Akeem dreams of becoming a pro football player, which will help him free his mother from a life of poverty. He trains hard for his opportunity every day, pushing his body and mind as much as he can.
After months of training, he gets an invitation to a private team workout taking place in five days, where he can catch the eyes of the scouts and coaches who matter. The opportunity inspires Akeem, but it also gives rise to panic attacks. As the workout approaches, he continues to train relentlessly despite his fear — but also edges closer to anxiety that may derail his hopes and dreams.
Directed by Aaron Sterling from the experiences of writer and lead actor Adrian Sterling, this compelling sports drama has the stylings of many stories set in the milieu of professional athletics. Dynamic training montages, built-in objectives pursued with passion and determination, an innate physicalization of objections that the hero must struggle and work through: these are the narrative elements that make sports dramas so classically engaging and build in tension and suspense.
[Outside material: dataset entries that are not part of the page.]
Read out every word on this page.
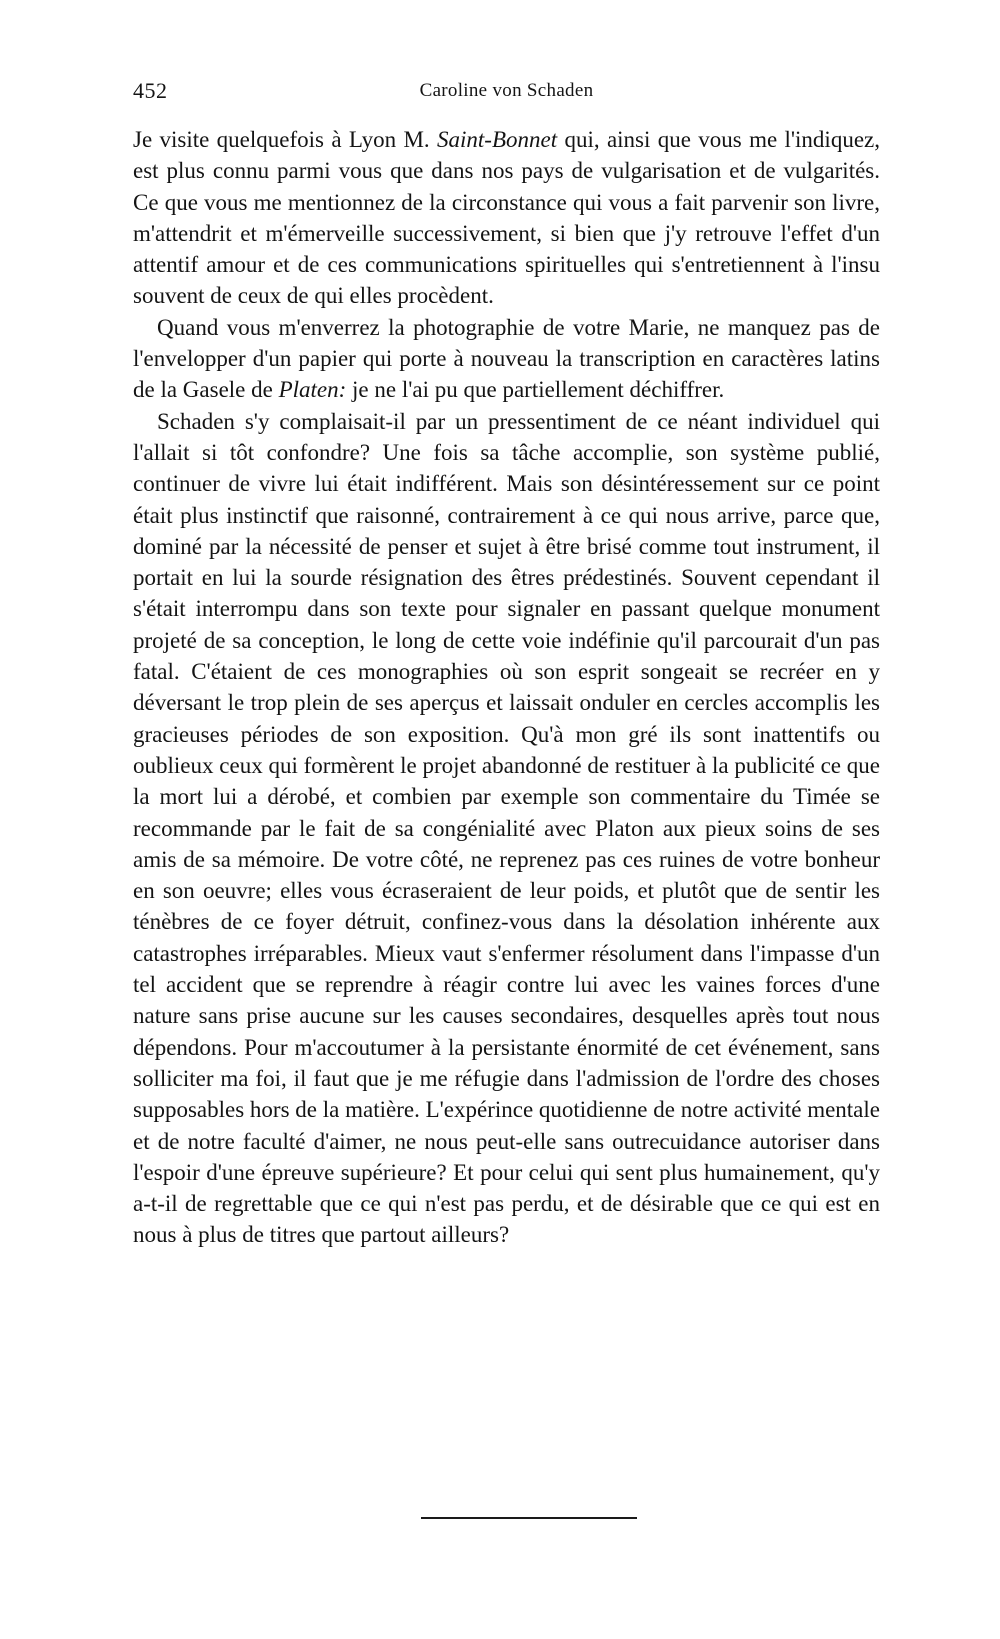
452	Caroline von Schaden

Je visite quelquefois à Lyon M. Saint-Bonnet qui, ainsi que vous me l'indiquez, est plus connu parmi vous que dans nos pays de vulgarisation et de vulgarités. Ce que vous me mentionnez de la circonstance qui vous a fait parvenir son livre, m'attendrit et m'émerveille successivement, si bien que j'y retrouve l'effet d'un attentif amour et de ces communications spirituelles qui s'entretiennent à l'insu souvent de ceux de qui elles procèdent.

Quand vous m'enverrez la photographie de votre Marie, ne manquez pas de l'envelopper d'un papier qui porte à nouveau la transcription en caractères latins de la Gasele de Platen: je ne l'ai pu que partiellement déchiffrer.

Schaden s'y complaisait-il par un pressentiment de ce néant individuel qui l'allait si tôt confondre? Une fois sa tâche accomplie, son système publié, continuer de vivre lui était indifférent. Mais son désintéressement sur ce point était plus instinctif que raisonné, contrairement à ce qui nous arrive, parce que, dominé par la nécessité de penser et sujet à être brisé comme tout instrument, il portait en lui la sourde résignation des êtres prédestinés. Souvent cependant il s'était interrompu dans son texte pour signaler en passant quelque monument projeté de sa conception, le long de cette voie indéfinie qu'il parcourait d'un pas fatal. C'étaient de ces monographies où son esprit songeait se recréer en y déversant le trop plein de ses aperçus et laissait onduler en cercles accomplis les gracieuses périodes de son exposition. Qu'à mon gré ils sont inattentifs ou oublieux ceux qui formèrent le projet abandonné de restituer à la publicité ce que la mort lui a dérobé, et combien par exemple son commentaire du Timée se recommande par le fait de sa congénialité avec Platon aux pieux soins de ses amis de sa mémoire. De votre côté, ne reprenez pas ces ruines de votre bonheur en son oeuvre; elles vous écraseraient de leur poids, et plutôt que de sentir les ténèbres de ce foyer détruit, confinez-vous dans la désolation inhérente aux catastrophes irréparables. Mieux vaut s'enfermer résolument dans l'impasse d'un tel accident que se reprendre à réagir contre lui avec les vaines forces d'une nature sans prise aucune sur les causes secondaires, desquelles après tout nous dépendons. Pour m'accoutumer à la persistante énormité de cet événement, sans solliciter ma foi, il faut que je me réfugie dans l'admission de l'ordre des choses supposables hors de la matière. L'expérince quotidienne de notre activité mentale et de notre faculté d'aimer, ne nous peut-elle sans outrecuidance autoriser dans l'espoir d'une épreuve supérieure? Et pour celui qui sent plus humainement, qu'y a-t-il de regrettable que ce qui n'est pas perdu, et de désirable que ce qui est en nous à plus de titres que partout ailleurs?
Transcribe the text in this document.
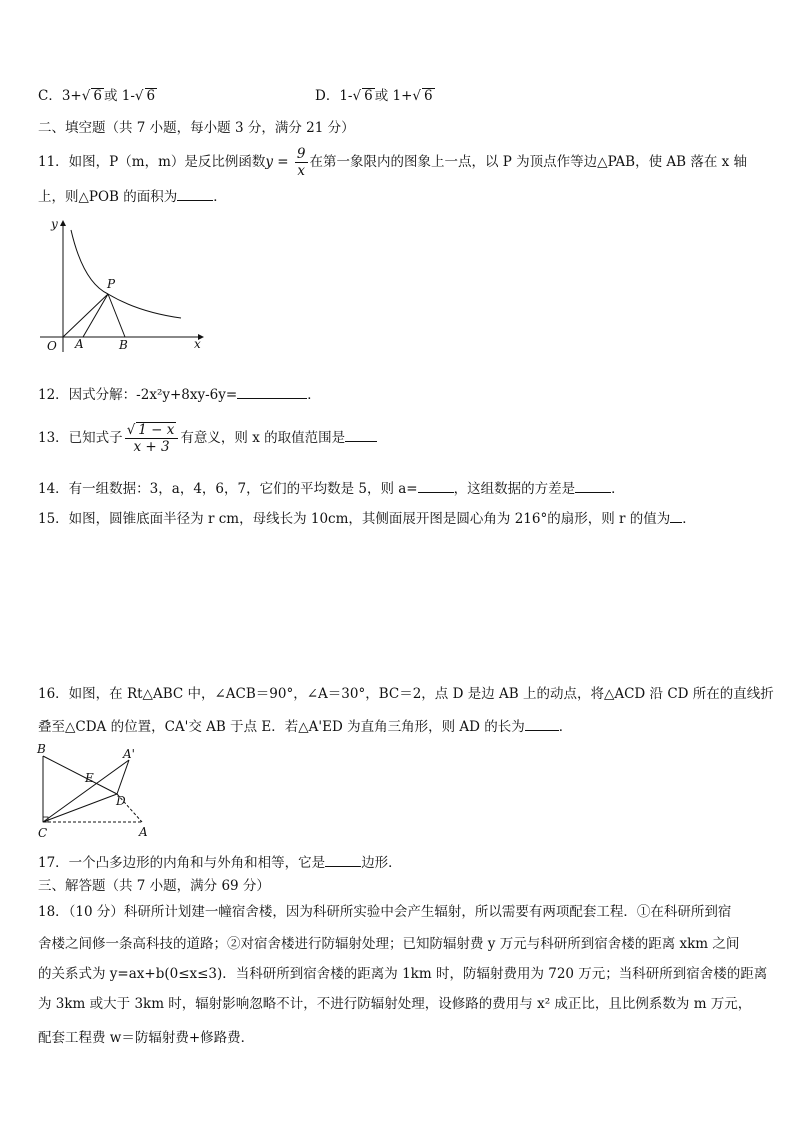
C．3+√ 6 或 1-√ 6	D．1-√ 6 或 1+√ 6
二、填空题（共 7 小题，每小题 3 分，满分 21 分）
11．如图，P（m，m）是反比例函数$y = \frac{9}{x}$ 在第一象限内的图象上一点，以 P 为顶点作等边△PAB，使 AB 落在 x 轴
上，则△POB 的面积为	．
y
x
O A	B
P
12．因式分解：-2x²y+8xy-6y=	．
13．已知式子 $\frac{√ 1 - x}{x + 3}$ 有意义，则 x 的取值范围是
14．有一组数据：3，a，4，6，7，它们的平均数是 5，则 a=	，这组数据的方差是	．
15．如图，圆锥底面半径为 r cm，母线长为 10cm，其侧面展开图是圆心角为 216°的扇形，则 r 的值为 ．
16．如图，在 Rt△ABC 中，∠ACB＝90°，∠A＝30°，BC＝2，点 D 是边 AB 上的动点，将△ACD 沿 CD 所在的直线折
叠至△CDA 的位置，CA'交 AB 于点 E．若△A'ED 为直角三角形，则 AD 的长为	．
B	A'
E
D
C	A
17．一个凸多边形的内角和与外角和相等，它是	边形．
三、解答题（共 7 小题，满分 69 分）
18．（10 分）科研所计划建一幢宿舍楼，因为科研所实验中会产生辐射，所以需要有两项配套工程．①在科研所到宿
舍楼之间修一条高科技的道路；②对宿舍楼进行防辐射处理；已知防辐射费 y 万元与科研所到宿舍楼的距离 xkm 之间
的关系式为 y=ax+b(0≤x≤3)．当科研所到宿舍楼的距离为 1km 时，防辐射费用为 720 万元；当科研所到宿舍楼的距离
为 3km 或大于 3km 时，辐射影响忽略不计，不进行防辐射处理，设修路的费用与 x² 成正比，且比例系数为 m 万元，
配套工程费 w＝防辐射费+修路费．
The storytelling in the film hits all these marks with flair, with a visual and editing approach that captures the dynamism of its main character and the innate struggle of the athlete. But the writing also explores a more internal, emotional direction than many sports films, becoming a portrait of a dreamer whose efforts begin to take a mental toll just as he’s on the precipice of a breakthrough.
Adrian Sterling’s performance captures this duality, nailing both the focused endurance and energy of a pro-level athlete but also a man confronted with the brute force of his inner demons, perhaps for the first time in his life. It’s a character, performance and journey that both explores and subverts ideas about Black masculinity, with a multi-dimensionality and heart that should keep viewers engaged and drawn in, until the final heartwarming frames.
Stories about athletes and their mental health have recently hit headlines, and certainly “Make It Happen” could easily fit into these cultural discussions of the cost of pursuing such excellence. But the film has a universality, relatable to anyone who has pursued a dream, perhaps to the exclusion of all else — including mental health and balance.
Akeem must wrestle with his fears, but also his shame and confusion at what’s happening to him. But he can’t just muscle his way through it. Instead, he finds his way back to himself — the self he is even if he doesn’t achieve his dream. The self who loves his friends and family, works hard and finds reward, hope and joy in the process as much as the goal.